Monday, August 27, 2007

Posted by: Sean Hubert, Project LOVE

Back-to-School….Back to the drawing board

In recent days I have seen some discussion on how to release the tension of back to school lines in public health clinics. Immunization coalitions create and execute plans for back to school outreach, but how effective are they? For some communities these outreach activities are very effective. But for some high VFC*-qualified communities, not as much.
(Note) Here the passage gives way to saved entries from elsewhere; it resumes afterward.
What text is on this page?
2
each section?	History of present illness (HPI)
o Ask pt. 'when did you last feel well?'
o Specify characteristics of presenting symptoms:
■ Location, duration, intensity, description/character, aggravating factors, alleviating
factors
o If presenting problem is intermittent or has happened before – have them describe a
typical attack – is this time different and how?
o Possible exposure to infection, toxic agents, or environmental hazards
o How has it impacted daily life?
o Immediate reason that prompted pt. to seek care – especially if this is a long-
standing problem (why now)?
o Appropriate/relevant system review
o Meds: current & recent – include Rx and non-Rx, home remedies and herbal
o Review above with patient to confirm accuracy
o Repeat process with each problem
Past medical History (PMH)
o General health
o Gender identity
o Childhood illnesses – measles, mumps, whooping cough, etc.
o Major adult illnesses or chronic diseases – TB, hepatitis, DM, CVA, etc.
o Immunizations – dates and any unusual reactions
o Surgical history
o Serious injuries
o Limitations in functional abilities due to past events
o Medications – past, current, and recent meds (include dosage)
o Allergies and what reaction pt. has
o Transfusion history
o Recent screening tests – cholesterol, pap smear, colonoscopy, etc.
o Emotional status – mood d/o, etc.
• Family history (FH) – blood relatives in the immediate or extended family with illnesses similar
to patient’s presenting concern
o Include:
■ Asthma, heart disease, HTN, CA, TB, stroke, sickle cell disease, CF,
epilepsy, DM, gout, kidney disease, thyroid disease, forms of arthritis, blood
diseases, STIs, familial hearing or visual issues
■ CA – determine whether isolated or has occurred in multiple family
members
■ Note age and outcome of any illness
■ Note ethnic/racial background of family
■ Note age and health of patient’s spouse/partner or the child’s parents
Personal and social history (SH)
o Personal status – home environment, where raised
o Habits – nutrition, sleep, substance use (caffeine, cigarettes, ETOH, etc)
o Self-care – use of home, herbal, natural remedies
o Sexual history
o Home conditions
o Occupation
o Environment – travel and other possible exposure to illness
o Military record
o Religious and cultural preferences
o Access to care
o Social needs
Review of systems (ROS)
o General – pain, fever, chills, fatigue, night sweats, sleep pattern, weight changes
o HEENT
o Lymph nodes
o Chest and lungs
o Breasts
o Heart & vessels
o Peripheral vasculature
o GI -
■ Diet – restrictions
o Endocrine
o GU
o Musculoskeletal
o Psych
Last year, Project LOVE partnered with several organizations to hold satellite clinics in areas where data has shown elevated school exclusion rates year after year. It also happened to coincide with high qualified free or reduced lunch programs which equate VFC-eligibility. It made sense to us to have these clinics in those identified areas for the family’s convenience and to hold them around and during exclusion day (for Ohio schools it’s two weeks after school starts). Information about these clinics were distributed to the parents through the school nurses on several occasions, including the letter stating your child will be excluded without the required immunizations. We were geared up and ready to take on the flow. But nothing happened. In all the clinics (8 areas in total) we had a handful of families show up.

Where did the rest go? You bet…our local health department. Apparently our families preferred to take the longer bus or car trip and spend the hours in wait rather than to go to the clinics set up in their neighborhoods. We know procrastination is habitual, but maybe so is going to the main health department. It doesn’t help that they are so darn friendly too (honestly!).
So the lesson learned was that we not hold convenient localized clinics but rather staff more personnel to help the main health department out. It’s not my first choice obviously, but it was our community’s choice. Throughout the summer using the media, we strongly encourage families to contact their medical provider early for an appointment, but with school starting next week (for us), that’s no longer an option. Most offices I have contacted are booked at least two weeks out.

I strongly support working closely with your school systems. They can help you identify many aspects as you plan back to school events such as school exclusion rates and assist you on getting the word out to the parents. If you are in a state where it is allowable to give immunizations at the school, holding clinics on site is a very effective option.